TURNERS FALLS — In the midst of growing debate over whether to change the Turners Falls High School Indians mascot, many students leaving classes Friday for the weekend said they support keeping the mascot.
The issue arose this spring, when a handful of community members, arguing that naming a mascot after a race of people is offensive, asked the Gill-Montague Regional School Committee to consider changing the mascot during a May 24 committee meeting.
Since then, residents who call for keeping the mascot have created a Change.org petition, which had generated more than 700 signatures by Friday evening.
Members of the Turners Falls football team, who are playing an away game in Connecticut today, are well aware of the petition, and some even admitted to having signed it.
“I think people think that we’re dishonoring the Indians, but we’re really representing them in the most honorable way that we can,” said 18-year-old senior Michael Babcock, a member of the football team. “We’re proud to be the ‘Indians.’”
Emily Sisson, a 14-year-old freshman and cheerleader who has lived in Turners Falls her whole life, argued that changing the mascot would provide an unnecessary expense for the school.
“It’s been the Indians for decades,” she said. “Everything has an Indian head or ‘Indians’ on it. The school doesn’t have the money to change everything.”
Erving resident Kyle Bergmann, a 17-year-old senior on the school’s football team, agreed with Sisson, saying that the sports teams would need to purchase all new equipment.
“We just got a bunch of new stuff that says ‘Indians’ on it,” he said. “Why change it now?”

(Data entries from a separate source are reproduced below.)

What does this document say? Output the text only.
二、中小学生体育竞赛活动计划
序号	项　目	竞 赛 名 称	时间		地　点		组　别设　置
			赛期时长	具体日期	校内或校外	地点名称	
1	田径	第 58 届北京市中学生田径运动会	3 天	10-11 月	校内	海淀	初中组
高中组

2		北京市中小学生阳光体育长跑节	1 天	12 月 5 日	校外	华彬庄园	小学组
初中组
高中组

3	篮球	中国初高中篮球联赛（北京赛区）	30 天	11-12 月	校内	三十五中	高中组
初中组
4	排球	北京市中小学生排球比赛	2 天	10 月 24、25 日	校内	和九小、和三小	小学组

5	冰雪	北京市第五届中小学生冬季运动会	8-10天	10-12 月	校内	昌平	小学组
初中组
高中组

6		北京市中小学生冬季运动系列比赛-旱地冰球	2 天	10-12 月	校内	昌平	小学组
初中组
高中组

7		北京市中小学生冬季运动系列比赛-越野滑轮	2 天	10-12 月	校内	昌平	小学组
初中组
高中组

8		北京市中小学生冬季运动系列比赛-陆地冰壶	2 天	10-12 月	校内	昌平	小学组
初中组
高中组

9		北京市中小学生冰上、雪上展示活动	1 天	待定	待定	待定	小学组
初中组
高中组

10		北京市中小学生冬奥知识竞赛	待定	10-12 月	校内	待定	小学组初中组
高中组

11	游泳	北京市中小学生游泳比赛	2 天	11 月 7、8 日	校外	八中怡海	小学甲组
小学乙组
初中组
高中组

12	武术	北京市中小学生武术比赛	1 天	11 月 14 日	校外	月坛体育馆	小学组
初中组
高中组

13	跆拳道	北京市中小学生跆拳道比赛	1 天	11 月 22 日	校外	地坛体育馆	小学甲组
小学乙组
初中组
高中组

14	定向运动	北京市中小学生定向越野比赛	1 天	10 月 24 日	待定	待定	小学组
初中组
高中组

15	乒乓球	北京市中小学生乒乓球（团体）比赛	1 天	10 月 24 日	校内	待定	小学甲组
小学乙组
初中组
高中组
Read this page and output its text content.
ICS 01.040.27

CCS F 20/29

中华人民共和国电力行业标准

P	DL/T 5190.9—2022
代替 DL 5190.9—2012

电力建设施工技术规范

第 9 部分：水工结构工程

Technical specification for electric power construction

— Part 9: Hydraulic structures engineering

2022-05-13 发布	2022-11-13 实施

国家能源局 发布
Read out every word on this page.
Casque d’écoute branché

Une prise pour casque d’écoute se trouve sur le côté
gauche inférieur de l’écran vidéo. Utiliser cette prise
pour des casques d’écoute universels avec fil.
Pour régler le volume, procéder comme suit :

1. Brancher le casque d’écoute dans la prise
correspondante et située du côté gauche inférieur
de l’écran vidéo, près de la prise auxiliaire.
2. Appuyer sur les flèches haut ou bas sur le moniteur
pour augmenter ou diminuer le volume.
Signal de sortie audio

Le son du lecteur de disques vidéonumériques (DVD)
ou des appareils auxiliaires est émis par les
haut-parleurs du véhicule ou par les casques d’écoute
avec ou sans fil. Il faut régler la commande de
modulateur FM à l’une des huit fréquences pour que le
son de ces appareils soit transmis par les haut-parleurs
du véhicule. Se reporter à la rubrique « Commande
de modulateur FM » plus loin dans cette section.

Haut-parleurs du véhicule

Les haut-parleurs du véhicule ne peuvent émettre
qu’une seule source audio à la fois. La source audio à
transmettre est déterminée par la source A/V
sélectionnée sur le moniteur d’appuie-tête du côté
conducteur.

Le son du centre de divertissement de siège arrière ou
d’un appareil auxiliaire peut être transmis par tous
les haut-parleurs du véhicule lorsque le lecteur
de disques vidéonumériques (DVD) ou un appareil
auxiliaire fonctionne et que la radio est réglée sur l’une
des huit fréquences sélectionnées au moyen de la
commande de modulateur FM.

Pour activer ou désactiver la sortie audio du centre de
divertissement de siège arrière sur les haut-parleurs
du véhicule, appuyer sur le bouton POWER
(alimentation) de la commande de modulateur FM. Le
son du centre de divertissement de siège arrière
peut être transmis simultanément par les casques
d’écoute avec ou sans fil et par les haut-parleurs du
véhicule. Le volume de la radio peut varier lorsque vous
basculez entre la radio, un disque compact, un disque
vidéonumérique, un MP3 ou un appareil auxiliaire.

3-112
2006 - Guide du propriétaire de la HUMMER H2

Jack Darling, an 18-year-old senior also on the football team, argued that school alumni have amicable relations with the local Native American tribes, who he claimed haven’t expressed concern with the mascot.
“They’ve said they see no problem with it and neither do I,” Darling said.
For Darling, being a Turners Falls “Indian” is a point of great pride. He has a Native American skull with a headdress tattooed in black ink on his chest.
Sisson agreed with Darling, saying that having the school’s mascot be the “Indians” is not meant as a sign of disrespect toward Native Americans.
“All we have is respect, pride and honor for the school and our sports,” she said.
Even non-athletes at the school didn’t see a problem with the mascot.
“I don’t think it’s offensive at all,” said 14-year-old freshman Kody Fisher, who isn’t currently on any sports team. “I’m for keeping it. That’s our pride right there.”
Others, like 14-year-old freshman Dabney Rollins who plays volleyball and basketball, and 15-year-old freshman Korey Martineau, who doesn’t play sports, were ambivalent about the mascot.
“It’s just a sports team name,” Martineau, a lifelong Turners Falls resident, said.
Still other students, like 14-year-old freshman and basketball team member Anthony Peterson, just hope to keep with tradition.
“I’ve lived here all 14 years,” Peterson said. “I’m just so used to it being the Turners Falls ‘Indians.’ I don’t think we should change it.”